また、80年代バブル期の日本を思い出して欲しい。あの時、「日本はいずれアメリカを超える」ということが本気で言われていた。三菱地所は2200億円でニューヨークにある一つロックフェラーセンターを買収。ハリウッドではソニーが3700億円でコロンビアを、当時の「松下電器産業」(現・パナソニック)がユニバーサルを買収した。

「山手線内の土地の値段でアメリカ全土が買える」――日本は次々とアメリカのシンボルを手中に収め、アメリカを超える国家になる、なんてことも言われたが、結果はご存じのとおり。日本のバブルはあえなく崩壊した。終わってみれば、ドル独り勝ちの世界は続いている。

この「円の敗北」が後世に伝える教訓はとてもシンプルなものだ。世界一の国になるには、世界一の暴力と世界で一番強い貨幣、そしてそれを運用する政治システムが必要だ、ということだ。

当時の日本にはその3つがすべて揃っていなかった。なかでも足りなかったのは「暴力」つまり、軍事力とその運用だ。世界の覇権国に躍り出ると勘違いした日本だが、核を持つことさえも許されない国にそんなことができるはずはない。

そしてプーチンが動く

さて、現在の世界のでこの「暴力」と「貨幣」の関係をもっとも知悉している統治者こそ、ブロックチェーン技術大国ロシアのプーチン大統領に他ならないと私は考えている。プーチン大統領率いるロシアは、ブロックチェーン技術の開発に力を注ぐと同時に、その「裏付け」となる軍事力を過去にないレベルで強化しようとしている。

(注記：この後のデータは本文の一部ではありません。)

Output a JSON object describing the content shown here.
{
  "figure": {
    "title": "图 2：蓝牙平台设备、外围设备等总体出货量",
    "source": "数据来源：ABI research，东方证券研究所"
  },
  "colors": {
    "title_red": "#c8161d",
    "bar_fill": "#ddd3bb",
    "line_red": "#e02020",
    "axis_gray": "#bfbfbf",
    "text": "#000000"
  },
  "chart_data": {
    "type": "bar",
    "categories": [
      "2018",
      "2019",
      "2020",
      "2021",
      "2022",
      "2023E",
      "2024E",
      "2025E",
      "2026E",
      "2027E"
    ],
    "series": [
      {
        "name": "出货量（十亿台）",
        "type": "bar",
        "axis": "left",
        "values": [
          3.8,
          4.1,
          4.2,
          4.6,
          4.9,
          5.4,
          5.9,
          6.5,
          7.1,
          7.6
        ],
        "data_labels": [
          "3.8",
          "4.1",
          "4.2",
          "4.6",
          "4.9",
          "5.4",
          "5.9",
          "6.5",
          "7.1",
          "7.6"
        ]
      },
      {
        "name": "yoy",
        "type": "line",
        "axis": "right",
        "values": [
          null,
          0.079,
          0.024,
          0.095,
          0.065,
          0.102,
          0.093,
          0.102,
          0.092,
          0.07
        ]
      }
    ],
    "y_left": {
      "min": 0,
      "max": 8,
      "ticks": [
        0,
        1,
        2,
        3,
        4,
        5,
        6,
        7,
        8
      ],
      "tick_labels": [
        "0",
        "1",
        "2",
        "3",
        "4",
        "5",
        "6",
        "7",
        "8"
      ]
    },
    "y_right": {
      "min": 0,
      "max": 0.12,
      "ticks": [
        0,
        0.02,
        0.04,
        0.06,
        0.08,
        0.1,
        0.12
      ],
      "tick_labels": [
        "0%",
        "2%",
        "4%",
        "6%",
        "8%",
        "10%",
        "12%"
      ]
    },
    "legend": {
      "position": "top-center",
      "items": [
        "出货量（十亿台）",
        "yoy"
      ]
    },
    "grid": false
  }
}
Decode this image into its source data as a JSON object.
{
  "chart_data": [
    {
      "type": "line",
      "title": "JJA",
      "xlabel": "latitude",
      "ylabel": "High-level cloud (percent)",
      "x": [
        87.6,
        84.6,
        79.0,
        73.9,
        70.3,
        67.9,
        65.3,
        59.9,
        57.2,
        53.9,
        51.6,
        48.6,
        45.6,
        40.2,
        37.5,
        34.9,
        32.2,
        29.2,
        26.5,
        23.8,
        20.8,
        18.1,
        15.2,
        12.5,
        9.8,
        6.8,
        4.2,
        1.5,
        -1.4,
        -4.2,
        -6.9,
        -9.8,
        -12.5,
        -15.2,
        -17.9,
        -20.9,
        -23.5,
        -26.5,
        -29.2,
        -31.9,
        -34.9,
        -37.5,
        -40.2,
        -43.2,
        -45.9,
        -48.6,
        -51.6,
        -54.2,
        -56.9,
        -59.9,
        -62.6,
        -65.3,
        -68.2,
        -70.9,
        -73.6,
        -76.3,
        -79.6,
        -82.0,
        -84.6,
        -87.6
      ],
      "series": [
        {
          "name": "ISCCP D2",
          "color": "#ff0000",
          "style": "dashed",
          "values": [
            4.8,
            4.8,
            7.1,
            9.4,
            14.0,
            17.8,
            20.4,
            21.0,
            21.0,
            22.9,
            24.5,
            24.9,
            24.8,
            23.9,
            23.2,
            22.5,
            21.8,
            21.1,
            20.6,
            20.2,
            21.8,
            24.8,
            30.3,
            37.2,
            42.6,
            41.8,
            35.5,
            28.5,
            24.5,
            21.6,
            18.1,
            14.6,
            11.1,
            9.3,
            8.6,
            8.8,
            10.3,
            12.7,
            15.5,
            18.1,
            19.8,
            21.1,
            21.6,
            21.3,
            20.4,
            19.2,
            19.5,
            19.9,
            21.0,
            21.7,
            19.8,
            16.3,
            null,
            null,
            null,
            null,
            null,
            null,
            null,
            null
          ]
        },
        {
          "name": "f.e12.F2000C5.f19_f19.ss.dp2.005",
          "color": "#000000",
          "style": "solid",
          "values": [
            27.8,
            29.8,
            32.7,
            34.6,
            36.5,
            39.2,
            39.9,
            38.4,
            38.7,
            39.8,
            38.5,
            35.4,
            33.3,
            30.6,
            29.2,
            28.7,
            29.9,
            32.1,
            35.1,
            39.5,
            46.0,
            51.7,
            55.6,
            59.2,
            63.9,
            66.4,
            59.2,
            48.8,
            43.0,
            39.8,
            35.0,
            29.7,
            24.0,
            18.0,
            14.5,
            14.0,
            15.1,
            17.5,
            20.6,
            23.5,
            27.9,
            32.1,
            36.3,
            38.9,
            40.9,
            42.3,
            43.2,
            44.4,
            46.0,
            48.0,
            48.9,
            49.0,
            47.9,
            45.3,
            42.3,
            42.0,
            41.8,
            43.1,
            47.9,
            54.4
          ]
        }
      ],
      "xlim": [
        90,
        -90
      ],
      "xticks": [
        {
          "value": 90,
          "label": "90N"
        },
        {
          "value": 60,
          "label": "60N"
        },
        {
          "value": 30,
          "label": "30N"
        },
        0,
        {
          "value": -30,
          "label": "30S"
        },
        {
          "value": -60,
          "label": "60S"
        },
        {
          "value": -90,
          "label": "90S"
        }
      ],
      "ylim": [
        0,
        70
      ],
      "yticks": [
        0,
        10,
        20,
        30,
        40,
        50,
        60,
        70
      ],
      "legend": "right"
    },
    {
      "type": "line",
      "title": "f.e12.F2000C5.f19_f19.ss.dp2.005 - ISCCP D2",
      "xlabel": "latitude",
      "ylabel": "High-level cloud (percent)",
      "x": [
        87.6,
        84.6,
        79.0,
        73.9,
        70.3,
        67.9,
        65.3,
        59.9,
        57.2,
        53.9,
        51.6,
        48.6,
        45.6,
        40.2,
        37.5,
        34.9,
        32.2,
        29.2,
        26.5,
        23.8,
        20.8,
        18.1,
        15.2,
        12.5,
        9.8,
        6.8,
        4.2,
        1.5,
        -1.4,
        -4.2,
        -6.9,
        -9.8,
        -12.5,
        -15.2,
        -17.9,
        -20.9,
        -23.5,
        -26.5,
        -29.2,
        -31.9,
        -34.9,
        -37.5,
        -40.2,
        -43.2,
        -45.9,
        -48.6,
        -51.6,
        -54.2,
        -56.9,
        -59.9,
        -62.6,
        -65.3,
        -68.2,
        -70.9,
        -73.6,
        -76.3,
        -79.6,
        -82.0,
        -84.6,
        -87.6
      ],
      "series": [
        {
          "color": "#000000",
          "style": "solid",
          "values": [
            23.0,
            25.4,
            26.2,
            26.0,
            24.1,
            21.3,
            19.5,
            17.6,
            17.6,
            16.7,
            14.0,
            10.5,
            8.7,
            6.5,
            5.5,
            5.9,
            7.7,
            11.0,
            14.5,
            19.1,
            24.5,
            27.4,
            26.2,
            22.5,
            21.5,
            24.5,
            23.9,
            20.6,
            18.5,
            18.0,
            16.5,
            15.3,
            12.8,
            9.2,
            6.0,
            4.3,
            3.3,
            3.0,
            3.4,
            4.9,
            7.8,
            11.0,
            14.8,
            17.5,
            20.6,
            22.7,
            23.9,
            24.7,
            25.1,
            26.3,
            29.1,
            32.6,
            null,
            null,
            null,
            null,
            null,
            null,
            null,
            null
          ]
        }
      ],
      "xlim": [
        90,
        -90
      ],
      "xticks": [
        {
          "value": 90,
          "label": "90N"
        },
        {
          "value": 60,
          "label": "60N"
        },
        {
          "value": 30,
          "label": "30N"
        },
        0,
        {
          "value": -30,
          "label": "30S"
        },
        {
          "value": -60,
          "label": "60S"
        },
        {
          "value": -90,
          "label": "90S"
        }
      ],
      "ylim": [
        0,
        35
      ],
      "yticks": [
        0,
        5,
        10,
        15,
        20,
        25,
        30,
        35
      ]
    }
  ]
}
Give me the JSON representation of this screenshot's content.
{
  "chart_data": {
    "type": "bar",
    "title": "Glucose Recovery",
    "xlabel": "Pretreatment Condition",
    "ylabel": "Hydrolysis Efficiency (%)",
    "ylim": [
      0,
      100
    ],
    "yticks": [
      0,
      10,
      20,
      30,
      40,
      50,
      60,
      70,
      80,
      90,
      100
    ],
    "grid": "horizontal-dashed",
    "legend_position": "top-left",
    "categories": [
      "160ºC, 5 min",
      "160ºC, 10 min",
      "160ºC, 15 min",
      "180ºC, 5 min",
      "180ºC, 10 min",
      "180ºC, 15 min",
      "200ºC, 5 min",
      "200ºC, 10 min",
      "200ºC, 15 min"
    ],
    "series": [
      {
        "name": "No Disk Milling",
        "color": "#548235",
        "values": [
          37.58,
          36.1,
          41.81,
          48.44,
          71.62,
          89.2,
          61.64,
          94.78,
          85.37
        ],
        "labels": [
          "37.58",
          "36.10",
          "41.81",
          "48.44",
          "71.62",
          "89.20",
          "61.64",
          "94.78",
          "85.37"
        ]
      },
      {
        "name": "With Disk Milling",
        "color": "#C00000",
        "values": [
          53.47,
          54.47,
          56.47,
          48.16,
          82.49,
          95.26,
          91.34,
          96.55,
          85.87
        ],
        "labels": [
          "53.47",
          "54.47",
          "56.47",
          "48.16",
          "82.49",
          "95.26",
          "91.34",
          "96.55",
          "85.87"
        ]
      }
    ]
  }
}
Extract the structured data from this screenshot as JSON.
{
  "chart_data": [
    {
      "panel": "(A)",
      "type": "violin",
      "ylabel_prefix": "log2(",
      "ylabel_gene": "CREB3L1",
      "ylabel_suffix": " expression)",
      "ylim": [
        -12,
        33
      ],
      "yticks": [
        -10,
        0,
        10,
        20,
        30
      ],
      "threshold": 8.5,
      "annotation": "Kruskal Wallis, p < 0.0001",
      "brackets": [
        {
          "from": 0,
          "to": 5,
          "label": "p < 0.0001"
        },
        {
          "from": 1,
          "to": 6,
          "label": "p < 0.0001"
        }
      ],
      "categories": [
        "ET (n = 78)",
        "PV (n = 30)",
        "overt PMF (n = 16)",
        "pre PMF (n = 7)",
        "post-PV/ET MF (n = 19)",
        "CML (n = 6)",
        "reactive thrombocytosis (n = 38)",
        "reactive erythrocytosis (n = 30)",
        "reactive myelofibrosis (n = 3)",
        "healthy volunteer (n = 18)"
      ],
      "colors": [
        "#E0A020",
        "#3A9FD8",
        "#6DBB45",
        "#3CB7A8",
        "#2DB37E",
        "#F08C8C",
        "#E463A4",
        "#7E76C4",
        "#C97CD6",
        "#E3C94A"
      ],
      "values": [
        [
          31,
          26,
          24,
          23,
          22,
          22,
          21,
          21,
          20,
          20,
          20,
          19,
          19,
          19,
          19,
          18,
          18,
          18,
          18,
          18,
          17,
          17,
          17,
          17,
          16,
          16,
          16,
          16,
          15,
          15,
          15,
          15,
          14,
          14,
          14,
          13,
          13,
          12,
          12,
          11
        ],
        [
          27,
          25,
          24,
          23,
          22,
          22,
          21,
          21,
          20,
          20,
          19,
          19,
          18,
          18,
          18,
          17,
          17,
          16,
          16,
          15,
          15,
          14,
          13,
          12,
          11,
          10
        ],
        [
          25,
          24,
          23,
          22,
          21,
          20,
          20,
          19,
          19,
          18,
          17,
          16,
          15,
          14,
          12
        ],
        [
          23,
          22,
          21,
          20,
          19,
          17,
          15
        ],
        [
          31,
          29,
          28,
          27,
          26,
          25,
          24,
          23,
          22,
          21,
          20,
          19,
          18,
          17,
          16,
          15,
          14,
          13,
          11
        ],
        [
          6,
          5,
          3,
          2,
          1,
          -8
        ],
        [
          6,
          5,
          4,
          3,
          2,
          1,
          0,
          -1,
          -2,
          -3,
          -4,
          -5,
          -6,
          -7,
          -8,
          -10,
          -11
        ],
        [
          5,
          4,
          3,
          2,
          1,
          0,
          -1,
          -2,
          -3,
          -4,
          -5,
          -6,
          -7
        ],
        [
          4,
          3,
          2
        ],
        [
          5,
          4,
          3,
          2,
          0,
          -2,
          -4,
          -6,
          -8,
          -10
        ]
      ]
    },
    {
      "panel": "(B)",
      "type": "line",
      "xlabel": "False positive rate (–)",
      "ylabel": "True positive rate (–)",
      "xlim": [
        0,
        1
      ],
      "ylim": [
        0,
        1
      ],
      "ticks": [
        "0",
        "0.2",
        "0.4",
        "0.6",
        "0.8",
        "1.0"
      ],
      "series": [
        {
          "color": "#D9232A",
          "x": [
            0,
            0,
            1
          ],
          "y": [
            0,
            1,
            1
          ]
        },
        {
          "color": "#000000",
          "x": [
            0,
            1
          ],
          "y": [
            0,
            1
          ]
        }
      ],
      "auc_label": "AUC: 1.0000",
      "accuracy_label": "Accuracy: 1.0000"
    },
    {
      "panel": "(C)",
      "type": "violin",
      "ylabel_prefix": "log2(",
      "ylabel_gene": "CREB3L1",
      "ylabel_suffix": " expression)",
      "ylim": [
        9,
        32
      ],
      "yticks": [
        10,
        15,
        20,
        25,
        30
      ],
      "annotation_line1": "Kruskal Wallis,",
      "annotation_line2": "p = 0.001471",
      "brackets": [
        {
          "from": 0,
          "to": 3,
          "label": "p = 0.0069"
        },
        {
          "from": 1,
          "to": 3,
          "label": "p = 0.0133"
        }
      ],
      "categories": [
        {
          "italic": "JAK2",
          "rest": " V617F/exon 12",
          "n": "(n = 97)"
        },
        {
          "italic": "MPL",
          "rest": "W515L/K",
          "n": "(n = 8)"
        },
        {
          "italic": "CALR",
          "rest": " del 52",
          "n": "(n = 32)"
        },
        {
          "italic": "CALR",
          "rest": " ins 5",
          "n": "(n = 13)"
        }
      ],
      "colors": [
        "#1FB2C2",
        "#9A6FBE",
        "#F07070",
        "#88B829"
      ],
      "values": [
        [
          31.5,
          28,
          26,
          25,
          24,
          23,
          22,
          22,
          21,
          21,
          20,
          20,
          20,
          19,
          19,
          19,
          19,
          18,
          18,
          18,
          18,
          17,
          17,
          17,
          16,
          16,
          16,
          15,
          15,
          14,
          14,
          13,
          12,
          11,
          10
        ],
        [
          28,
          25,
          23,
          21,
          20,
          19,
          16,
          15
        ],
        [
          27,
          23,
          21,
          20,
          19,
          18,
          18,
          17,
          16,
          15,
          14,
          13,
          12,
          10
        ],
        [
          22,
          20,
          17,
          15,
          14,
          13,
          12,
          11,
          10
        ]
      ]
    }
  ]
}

3月20日に行われた大統領選のなかで、プーチン氏は「爆撃機用の超音速高速ミサイル」「原子力巡行戦略ミサイル」「多弾頭搭載可能な大型ICBM」「戦略核搭載可能なグライダー型ミサイル」「核兵器搭載可能な無人潜水艦」の開発・完成を訴えた。

なかでも「超音速高速ミサイル」は現在アメリカの軍事的優位性をもたらしているミサイル防衛システムを、事実上無化する兵器だと言われている。世界中探しても「暴力」を「公約」に掲げるのはプーチン大統領ただ独りだ。

これを単にアメリカへの軍事力での挑戦、と捉えるのは浅薄で、ロシアの真の狙いは、軍事力の強化とブロックチェーン技術の深化による「ドル体制」への挑戦にあると私はみている。

強力な暴力を背景にした「プーチン仮想通貨」が、「米軍」という世界最強の暴力装置を背景にした基軸通貨「ドル」にどこまで迫れるのか――ロシア大統領選を見る限り、新次元の通貨戦争はすでに始まっているといえよう。